I remembered the story very clearly. Because as I put the last period down, I remember thinking, “This is by far the worst story that I have ever written.”. I thought it was so bad that I was even embarrassed to keep it on my computer. I was quite confident in the fact that I had deleted that story right there and then. 

That is why I was so surprised to see it hidden somewhere, tucked away a few folders deep. I got curious if my view on the story had changed any, as it had been a couple of years since I had written it. So, I sat myself down and read the story and thought, “This is indeed the worst story that I have ever written.”. I may have found it just as bad, but this time, there was something that drew me to the story. Something that kept me from throwing it away. 

So, I once again read it. 

I did hate the story and how it was written. But there was also something about the characters that I loved.

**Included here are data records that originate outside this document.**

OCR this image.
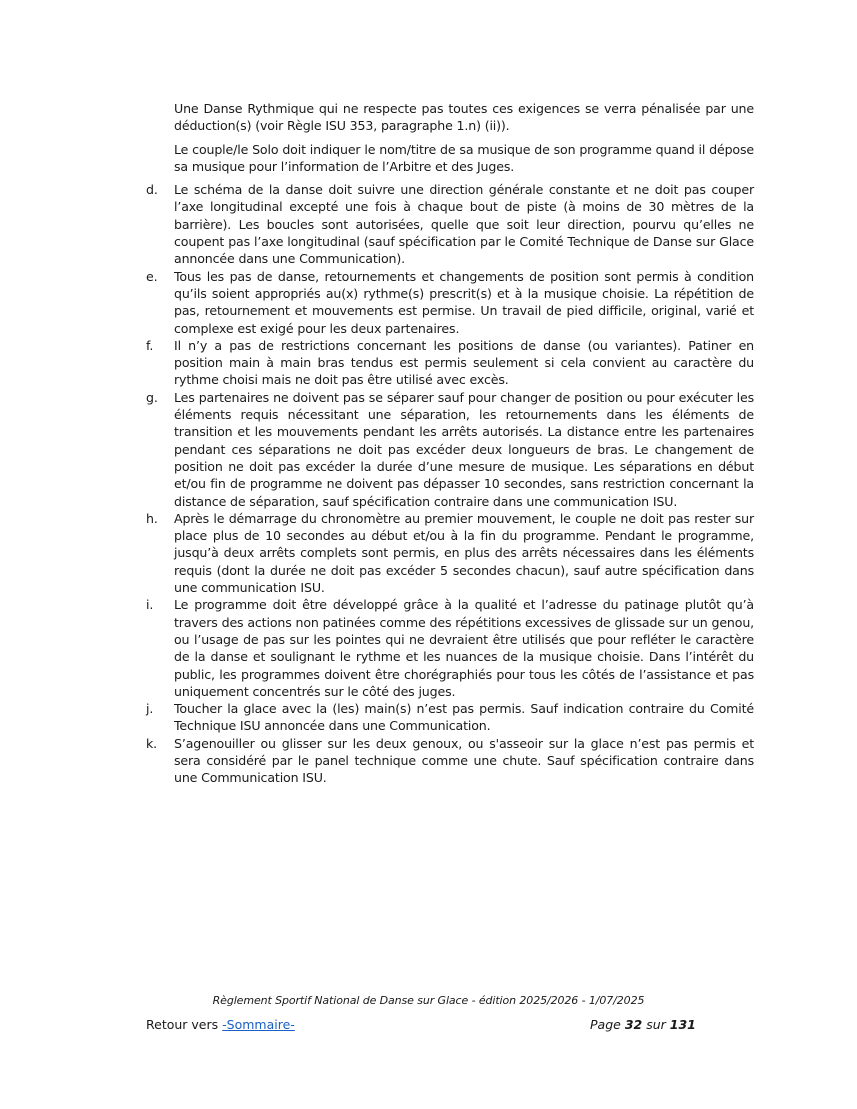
Une Danse Rythmique qui ne respecte pas toutes ces exigences se verra pénalisée par une déduction(s) (voir Règle ISU 353, paragraphe 1.n) (ii)).

Le couple/le Solo doit indiquer le nom/titre de sa musique de son programme quand il dépose sa musique pour l’information de l’Arbitre et des Juges.

d.	Le schéma de la danse doit suivre une direction générale constante et ne doit pas couper l’axe longitudinal excepté une fois à chaque bout de piste (à moins de 30 mètres de la barrière). Les boucles sont autorisées, quelle que soit leur direction, pourvu qu’elles ne coupent pas l’axe longitudinal (sauf spécification par le Comité Technique de Danse sur Glace annoncée dans une Communication).
e.	Tous les pas de danse, retournements et changements de position sont permis à condition qu’ils soient appropriés au(x) rythme(s) prescrit(s) et à la musique choisie. La répétition de pas, retournement et mouvements est permise. Un travail de pied difficile, original, varié et complexe est exigé pour les deux partenaires.
f.	Il n’y a pas de restrictions concernant les positions de danse (ou variantes). Patiner en position main à main bras tendus est permis seulement si cela convient au caractère du rythme choisi mais ne doit pas être utilisé avec excès.
g.	Les partenaires ne doivent pas se séparer sauf pour changer de position ou pour exécuter les éléments requis nécessitant une séparation, les retournements dans les éléments de transition et les mouvements pendant les arrêts autorisés. La distance entre les partenaires pendant ces séparations ne doit pas excéder deux longueurs de bras. Le changement de position ne doit pas excéder la durée d’une mesure de musique. Les séparations en début et/ou fin de programme ne doivent pas dépasser 10 secondes, sans restriction concernant la distance de séparation, sauf spécification contraire dans une communication ISU.
h.	Après le démarrage du chronomètre au premier mouvement, le couple ne doit pas rester sur place plus de 10 secondes au début et/ou à la fin du programme. Pendant le programme, jusqu’à deux arrêts complets sont permis, en plus des arrêts nécessaires dans les éléments requis (dont la durée ne doit pas excéder 5 secondes chacun), sauf autre spécification dans une communication ISU.
i.	Le programme doit être développé grâce à la qualité et l’adresse du patinage plutôt qu’à travers des actions non patinées comme des répétitions excessives de glissade sur un genou, ou l’usage de pas sur les pointes qui ne devraient être utilisés que pour refléter le caractère de la danse et soulignant le rythme et les nuances de la musique choisie. Dans l’intérêt du public, les programmes doivent être chorégraphiés pour tous les côtés de l’assistance et pas uniquement concentrés sur le côté des juges.
j.	Toucher la glace avec la (les) main(s) n’est pas permis. Sauf indication contraire du Comité Technique ISU annoncée dans une Communication.
k.	S’agenouiller ou glisser sur les deux genoux, ou s'asseoir sur la glace n’est pas permis et sera considéré par le panel technique comme une chute. Sauf spécification contraire dans une Communication ISU.
Règlement Sportif National de Danse sur Glace - édition 2025/2026 - 1/07/2025
Retour vers -Sommaire-	Page 32 sur 131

The story didn’t quite fit them. Still not having any idea what my second book would be, I thought I would give it a shot. 

I began figuring out what their story should have been. What was missing from that little snippet of their lives. Before I knew it, I had a bunch more characters. I lot more things that would need to happen. Thirty-five chapters worth of story that needed to be written. 

In one afternoon, I had turned the worst story I had ever written into the outline of a book I was dying to write. A story that delved deeper into psychological horror, the genre I want to write in. With characters I was eager to meet. 

So, I began writing, filling each chapter one by one. Changing little as I went. Before I knew it, I was halfway, the story getting bigger than I had expected. And now, I find myself with a completed first draft that is twice as big as Poveglia’s Plague Doctor was. 

Once I had found that idea that sparked the flame, everything started moving. Finding a story that needed space rather than forcing a story to be stretched out into a book. 

I have put the first draft away for now. Letting the story rest for a month before I will pick it up again. To go back all the way to the start. Giving the story what it needs in order to grow. 

“Gravity Goat” will be the next book I publish.